Adding user agent for input url
I'm new to Python and glad to find this module to allow me to parse webpages. I would like suggest adding support for spoofing user agent for HTTP sources. Some webpage will return 401 when using urlopen(), e.g. http://www.google.com/patents/US5255452. Currently I'm using another Python (2.7) script to dump the output with user agent spoof for html2text:
import urllib2
request = urllib2.Request(url="http://www.google.com/patents/US5255452")
# spoof user agent
request.add_header("User-Agent", "Mozilla/5.0 (Windows NT 6.0) AppleWebKit/537.1 (KHTML, like Gecko)")
result = urllib2.urlopen(request)
# write result .read() to file
You should be able to use install_opener to do this.

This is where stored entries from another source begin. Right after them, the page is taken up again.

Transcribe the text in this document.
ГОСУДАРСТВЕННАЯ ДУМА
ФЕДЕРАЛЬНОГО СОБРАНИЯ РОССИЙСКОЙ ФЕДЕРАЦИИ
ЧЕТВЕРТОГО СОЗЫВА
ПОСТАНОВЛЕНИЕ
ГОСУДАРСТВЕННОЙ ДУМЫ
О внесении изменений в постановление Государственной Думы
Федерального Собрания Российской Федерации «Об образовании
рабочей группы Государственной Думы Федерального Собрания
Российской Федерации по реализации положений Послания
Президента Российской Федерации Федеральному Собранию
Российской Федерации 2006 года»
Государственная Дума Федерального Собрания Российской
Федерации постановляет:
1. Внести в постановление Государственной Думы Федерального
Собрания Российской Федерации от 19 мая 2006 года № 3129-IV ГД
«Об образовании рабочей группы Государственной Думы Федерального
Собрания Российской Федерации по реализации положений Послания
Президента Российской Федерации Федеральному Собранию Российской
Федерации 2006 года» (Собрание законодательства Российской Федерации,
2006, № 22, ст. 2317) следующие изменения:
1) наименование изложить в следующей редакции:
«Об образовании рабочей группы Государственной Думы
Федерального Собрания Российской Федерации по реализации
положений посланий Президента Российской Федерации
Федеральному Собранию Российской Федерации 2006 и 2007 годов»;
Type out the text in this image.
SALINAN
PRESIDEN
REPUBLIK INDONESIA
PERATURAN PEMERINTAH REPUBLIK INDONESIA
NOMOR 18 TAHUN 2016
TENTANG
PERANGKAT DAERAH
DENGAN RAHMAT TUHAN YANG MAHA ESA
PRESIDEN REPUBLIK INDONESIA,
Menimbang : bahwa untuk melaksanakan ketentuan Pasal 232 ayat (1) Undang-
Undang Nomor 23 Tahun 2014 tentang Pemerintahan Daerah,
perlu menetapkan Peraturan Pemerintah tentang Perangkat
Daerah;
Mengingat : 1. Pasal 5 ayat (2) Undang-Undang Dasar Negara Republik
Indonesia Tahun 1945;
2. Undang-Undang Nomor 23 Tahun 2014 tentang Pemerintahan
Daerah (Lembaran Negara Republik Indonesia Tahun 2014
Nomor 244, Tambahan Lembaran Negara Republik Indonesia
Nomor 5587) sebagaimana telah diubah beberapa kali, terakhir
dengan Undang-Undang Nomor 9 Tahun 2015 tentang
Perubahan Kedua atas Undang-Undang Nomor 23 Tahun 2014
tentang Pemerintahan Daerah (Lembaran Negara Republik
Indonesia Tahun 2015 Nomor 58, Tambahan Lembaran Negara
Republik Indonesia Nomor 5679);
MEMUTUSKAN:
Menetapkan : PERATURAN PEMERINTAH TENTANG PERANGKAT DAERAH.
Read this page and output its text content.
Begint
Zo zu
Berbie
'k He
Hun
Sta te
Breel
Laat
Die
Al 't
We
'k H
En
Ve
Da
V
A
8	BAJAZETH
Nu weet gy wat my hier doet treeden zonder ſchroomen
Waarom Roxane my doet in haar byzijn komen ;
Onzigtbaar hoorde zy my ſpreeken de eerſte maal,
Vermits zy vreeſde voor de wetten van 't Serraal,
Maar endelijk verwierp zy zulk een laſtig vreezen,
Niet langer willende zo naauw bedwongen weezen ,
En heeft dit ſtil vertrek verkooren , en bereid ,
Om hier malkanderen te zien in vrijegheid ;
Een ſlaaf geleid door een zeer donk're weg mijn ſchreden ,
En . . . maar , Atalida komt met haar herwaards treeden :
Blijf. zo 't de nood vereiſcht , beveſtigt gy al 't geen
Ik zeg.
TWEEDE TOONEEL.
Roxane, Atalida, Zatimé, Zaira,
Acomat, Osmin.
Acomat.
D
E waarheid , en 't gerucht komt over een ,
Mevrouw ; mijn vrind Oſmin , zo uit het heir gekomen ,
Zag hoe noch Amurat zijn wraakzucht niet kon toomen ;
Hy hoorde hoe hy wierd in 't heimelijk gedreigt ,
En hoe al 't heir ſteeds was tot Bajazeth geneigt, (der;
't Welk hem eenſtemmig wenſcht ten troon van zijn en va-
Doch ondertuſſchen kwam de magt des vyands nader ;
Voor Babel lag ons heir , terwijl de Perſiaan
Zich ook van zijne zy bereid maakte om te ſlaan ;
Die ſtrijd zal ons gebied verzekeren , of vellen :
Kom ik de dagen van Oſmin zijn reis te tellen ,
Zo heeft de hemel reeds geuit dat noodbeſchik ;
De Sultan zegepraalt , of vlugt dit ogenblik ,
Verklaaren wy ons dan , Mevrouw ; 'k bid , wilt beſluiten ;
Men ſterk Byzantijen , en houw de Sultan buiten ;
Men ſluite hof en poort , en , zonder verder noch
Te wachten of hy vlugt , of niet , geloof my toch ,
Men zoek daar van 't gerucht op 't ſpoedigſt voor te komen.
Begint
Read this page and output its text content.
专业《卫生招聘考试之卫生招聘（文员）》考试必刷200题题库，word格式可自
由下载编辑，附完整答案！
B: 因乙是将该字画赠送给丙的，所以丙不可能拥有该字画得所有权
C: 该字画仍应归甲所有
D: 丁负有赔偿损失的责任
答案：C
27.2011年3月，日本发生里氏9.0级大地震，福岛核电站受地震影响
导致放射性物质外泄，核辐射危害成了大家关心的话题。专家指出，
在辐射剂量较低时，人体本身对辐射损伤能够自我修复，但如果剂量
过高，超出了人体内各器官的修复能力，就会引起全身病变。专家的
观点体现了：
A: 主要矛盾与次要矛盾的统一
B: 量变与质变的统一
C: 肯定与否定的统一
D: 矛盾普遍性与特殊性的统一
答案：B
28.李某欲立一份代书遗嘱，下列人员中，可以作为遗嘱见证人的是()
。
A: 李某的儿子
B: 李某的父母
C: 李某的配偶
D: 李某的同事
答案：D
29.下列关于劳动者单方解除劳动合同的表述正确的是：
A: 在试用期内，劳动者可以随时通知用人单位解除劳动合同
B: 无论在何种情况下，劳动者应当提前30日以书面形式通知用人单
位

html2text is using urllib currently, so install_opener is not effective.
my quick solution:
import urllib
urllib.URLopener.version = 'Mozilla/5.0 (iPhone; U; CPU iPhone OS 3_0 like Mac OS X; en-us) AppleWebKit/528.18 (KHTML, like Gecko) Version/4.0 Mobile/7A341 Safari/528.16'
import html2text
html2text.main()
Thanks both.
Actually I'm wondering why html2text uses urllib instead of urllib2? For backward compatibility reasons? (I'm not sure when is urllib2 added to python) I changed my copy to use urllib2 to specify the timeout value for the connection.
@aaronsw
If I added an ua option, would you care to merge to the master branch ^^?